Hanna and I watched Miracle on 34th Street over the weekend — the proper 1947 version, of course! — and it was interesting to consider some of the adult characters and their storylines in what is on its surface billed as a feel-good children’s story about wish fulfillment and belief and hope and goodwill during the holidays.
In the twenty minutes before the workday begins, here are some “history hat” observations…
- Susan Walker (the precocious child protagonist) is the daughter of a fairly high-powered career woman, Doris Walker (played by Maureen O’Hara) who works at Macy’s in a capacity that is never fully articulated but is high enough up in the management structure that she has the power to hire and fire staff. She also has a fairly spacious office of her own, and is in direct communication with Mr. Macy.
- In addition to being a Macy’s executive, Doris is a single mother, who was divorced from Susan’s father prior to the start of the narrative. The divorce is only passingly mentioned, and its made clear that Doris is relieved to be rid of the ex and in no hurry to pursue a new relationship.
- As a single mother with a career, Doris makes enough money to live in a Manhattan apartment and have hired help (see next point below).
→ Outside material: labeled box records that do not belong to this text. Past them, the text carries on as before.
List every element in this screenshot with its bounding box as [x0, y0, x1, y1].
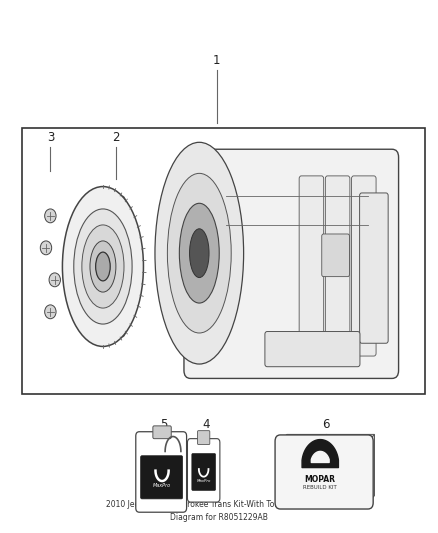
- Circle shape: [45, 305, 56, 319]
- Text: MaxPro: MaxPro: [153, 482, 171, 488]
- Ellipse shape: [179, 203, 219, 303]
- FancyBboxPatch shape: [299, 176, 324, 356]
- Text: MOPAR: MOPAR: [304, 475, 335, 484]
- Text: 3: 3: [47, 131, 54, 144]
- FancyBboxPatch shape: [325, 176, 350, 356]
- Text: 5: 5: [161, 418, 168, 431]
- Text: MaxPro: MaxPro: [197, 479, 211, 483]
- Text: 2: 2: [112, 131, 120, 144]
- FancyBboxPatch shape: [198, 431, 210, 445]
- Circle shape: [49, 273, 60, 287]
- Text: REBUILD KIT: REBUILD KIT: [303, 485, 337, 490]
- Ellipse shape: [90, 241, 116, 292]
- FancyBboxPatch shape: [141, 456, 183, 499]
- FancyBboxPatch shape: [153, 426, 171, 439]
- FancyBboxPatch shape: [184, 149, 399, 378]
- Ellipse shape: [82, 225, 124, 308]
- Text: 4: 4: [202, 418, 210, 431]
- FancyBboxPatch shape: [187, 439, 220, 502]
- Circle shape: [40, 241, 52, 255]
- Ellipse shape: [95, 252, 110, 281]
- Polygon shape: [280, 434, 374, 441]
- FancyBboxPatch shape: [360, 193, 388, 343]
- Ellipse shape: [74, 209, 132, 324]
- Ellipse shape: [155, 142, 244, 364]
- Ellipse shape: [63, 187, 143, 346]
- FancyBboxPatch shape: [352, 176, 376, 356]
- Ellipse shape: [114, 196, 131, 337]
- FancyBboxPatch shape: [192, 454, 215, 490]
- FancyBboxPatch shape: [322, 234, 350, 277]
- Ellipse shape: [167, 173, 231, 333]
- Text: 1: 1: [213, 54, 221, 67]
- Text: 6: 6: [322, 418, 330, 431]
- Circle shape: [45, 209, 56, 223]
- FancyBboxPatch shape: [136, 432, 187, 512]
- Text: 2010 Jeep Grand Cherokee Trans Kit-With Torque Converter
Diagram for R8051229AB: 2010 Jeep Grand Cherokee Trans Kit-With …: [106, 500, 332, 522]
- FancyBboxPatch shape: [265, 332, 360, 367]
- Ellipse shape: [190, 229, 209, 278]
- FancyBboxPatch shape: [275, 435, 373, 509]
- Polygon shape: [368, 434, 374, 503]
- Bar: [22, 128, 425, 394]
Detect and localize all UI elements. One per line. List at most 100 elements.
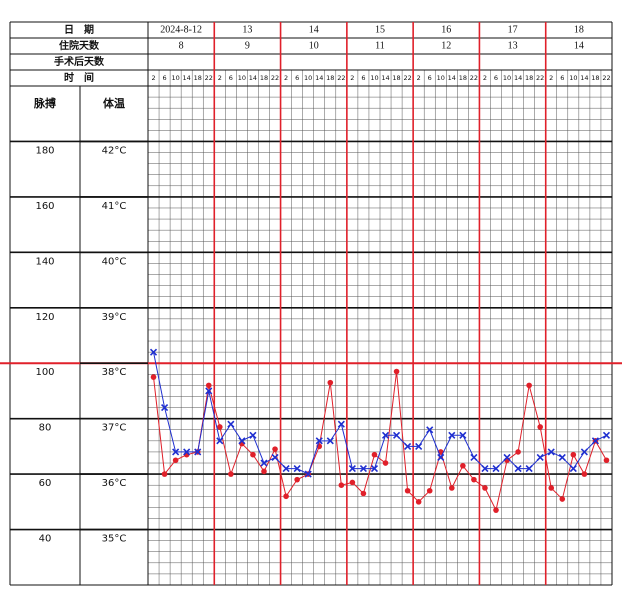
temp-point — [304, 470, 312, 478]
temp-point — [315, 437, 323, 445]
temp-point — [260, 459, 268, 467]
temp-point — [470, 453, 478, 462]
time: 18 — [260, 74, 268, 82]
date: 2024-8-12 — [160, 24, 202, 35]
temp-tick-label: 40°C — [102, 256, 127, 267]
time: 22 — [403, 74, 411, 82]
time: 6 — [428, 74, 432, 82]
temp-point — [337, 420, 345, 428]
pulse-point — [559, 496, 566, 502]
time: 6 — [229, 74, 233, 82]
hospital-day: 8 — [179, 40, 184, 51]
temp-point — [525, 465, 533, 473]
temp-point — [293, 465, 301, 473]
pulse-point — [404, 487, 411, 494]
hospital-day: 12 — [441, 40, 451, 51]
temp-point — [580, 448, 588, 456]
pulse-point — [382, 460, 389, 466]
time: 2 — [151, 74, 155, 82]
temp-point — [381, 431, 390, 439]
time: 2 — [350, 74, 354, 82]
row-label: 手术后天数 — [54, 55, 105, 68]
time: 10 — [171, 74, 179, 82]
time: 2 — [483, 74, 487, 82]
pulse-tick-label: 60 — [39, 478, 52, 489]
pulse-point — [172, 457, 179, 464]
time: 6 — [560, 74, 564, 82]
pulse-point — [228, 471, 234, 477]
hospital-day: 9 — [245, 40, 250, 51]
temp-point — [492, 465, 500, 473]
time: 22 — [470, 74, 478, 82]
temp-point — [393, 431, 401, 439]
axis-label: 脉搏 — [33, 96, 56, 110]
temp-point — [359, 465, 367, 473]
pulse-point — [205, 382, 212, 389]
time: 6 — [163, 74, 167, 82]
temp-point — [271, 453, 279, 462]
pulse-point — [161, 471, 168, 477]
time: 18 — [194, 74, 202, 82]
pulse-point — [515, 449, 521, 455]
pulse-point — [603, 457, 610, 464]
time: 14 — [448, 74, 456, 82]
date: 17 — [508, 24, 518, 35]
temp-point — [602, 431, 611, 439]
pulse-point — [471, 476, 477, 483]
pulse-point — [415, 499, 422, 505]
row-label: 住院天数 — [59, 39, 100, 52]
temp-point — [569, 465, 577, 473]
temp-tick-label: 39°C — [102, 312, 127, 323]
time: 14 — [580, 74, 588, 82]
pulse-point — [150, 374, 157, 380]
time: 18 — [591, 74, 599, 82]
time: 10 — [304, 74, 312, 82]
pulse-tick-label: 180 — [35, 145, 54, 156]
pulse-tick-label: 100 — [35, 367, 54, 378]
temp-point — [370, 465, 379, 473]
time: 10 — [437, 74, 445, 82]
pulse-tick-label: 80 — [39, 423, 52, 434]
time: 22 — [337, 74, 345, 82]
hospital-day: 14 — [574, 40, 584, 51]
time: 18 — [459, 74, 467, 82]
pulse-tick-label: 120 — [35, 312, 54, 323]
time: 6 — [494, 74, 498, 82]
pulse-tick-label: 40 — [39, 534, 52, 545]
row-label: 日 期 — [64, 23, 94, 36]
time: 18 — [525, 74, 533, 82]
axis-label: 体温 — [103, 96, 125, 110]
pulse-point — [371, 451, 378, 458]
temp-point — [415, 442, 423, 450]
pulse-point — [338, 482, 345, 489]
pulse-point — [537, 424, 543, 430]
hospital-day: 10 — [309, 40, 319, 51]
date: 15 — [375, 24, 385, 35]
date: 16 — [441, 24, 451, 35]
temp-tick-label: 36°C — [102, 478, 127, 489]
temp-point — [459, 431, 467, 439]
time: 14 — [381, 74, 389, 82]
pulse-point — [393, 368, 400, 375]
pulse-point — [493, 507, 499, 513]
temp-point — [172, 448, 180, 456]
temp-point — [437, 453, 445, 462]
time: 22 — [205, 74, 213, 82]
temp-point — [503, 453, 511, 462]
time: 10 — [503, 74, 511, 82]
temp-point — [194, 448, 202, 456]
temp-point — [547, 448, 555, 456]
date: 18 — [574, 24, 584, 35]
pulse-point — [460, 462, 466, 469]
temp-point — [227, 420, 235, 428]
time: 10 — [370, 74, 378, 82]
pulse-point — [581, 471, 588, 477]
series-line — [153, 371, 607, 512]
temp-tick-label: 41°C — [102, 201, 127, 212]
pulse-point — [261, 468, 267, 475]
time: 10 — [238, 74, 246, 82]
pulse-point — [548, 485, 555, 491]
time: 14 — [514, 74, 522, 82]
temp-point — [238, 437, 246, 445]
time: 22 — [271, 74, 279, 82]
The apartment is swanky enough to be on the parade route, and Doris’ colleagues make a crack about her living “downtown.” There are some great scenes during the first half of the film that turn around apartment living and Susan’s relationship with others in their building.
- I couldn’t help but notice that there’s only one African-American character in the film … and she’s Susan’s caretaker / the family housekeeper.
- Despite the urban lifestyle of Susan, Doris, and their neighbor Fred (a junior partner in a law firm), the narrative pushes them toward the suburban family ideal through Susan’s Christmas wish for a house with a backyard and a swing; God forbid you raise a child in the city! Given that Doris and Fred have seemed fairly happy with their adjacent apartments and work lives up to the final minutes of the film, the ending is forced — and shouldn’t actually eclipse what the narrative is doing before then to tell a story about potential family configurations in mid-century America.
- Doris’ main sin in the narrative is her insistence that Susan be raised without cultivation of her imagination or a rich fantasy life; she finds fantasy harmful (has clearly been burned by it herself) and expects the other adults in the story to comply with her parenting decisions. There’s a great scene where she tells Fred off for going against her parenting choices in taking Susan to meet Santa at the department store; she expects her authority in these matters to be respected.
- Susan goes to a “progressive” school, she tells Kris Kringle: One can’t help but think of C.S. Lewis’ Eustace Clarence Scrubb who also went to an experimental school (of which Lewis was notoriously judgy) and suffered from a lack of imagination. I wonder what this fear of skeptical children by the mid-Century Anglo-American world has to say about larger patterns of parenting and family life?
- Throughout the story there are lots of male workers and professionals (psychologists, judges, lawyers, executives) who are undercut in their authority by the emotional landscape of childhood and family life … their children and wives stop speaking to them or make fools of them in public around the question of Santa’s existence.
- At the same time, corporate power and materialism is, ultimately, one of the underlying themes of the film: What Susan wants, and what makes people happy, within the narrative is the acquisition of things. Susan’s desire could be understood more metaphorically as a desire for childhood (a rich fantasy life, parents who have time and space to parent) … but rather than address those desires within an urban landscape, the solution in the film is to transport the family unit out of its modern urban setting and unfamiliar configuration and into the suburban domesticity that in 1947 American corporate and political power was extremely eager to push (upon the “right” people at least).
… and now I have to go prepare for a meeting, so I’ll leave it there. I’d love to hear your thoughts on this or other classic Christmas films you’ve (re)watched this season! What struck you about them? What endures?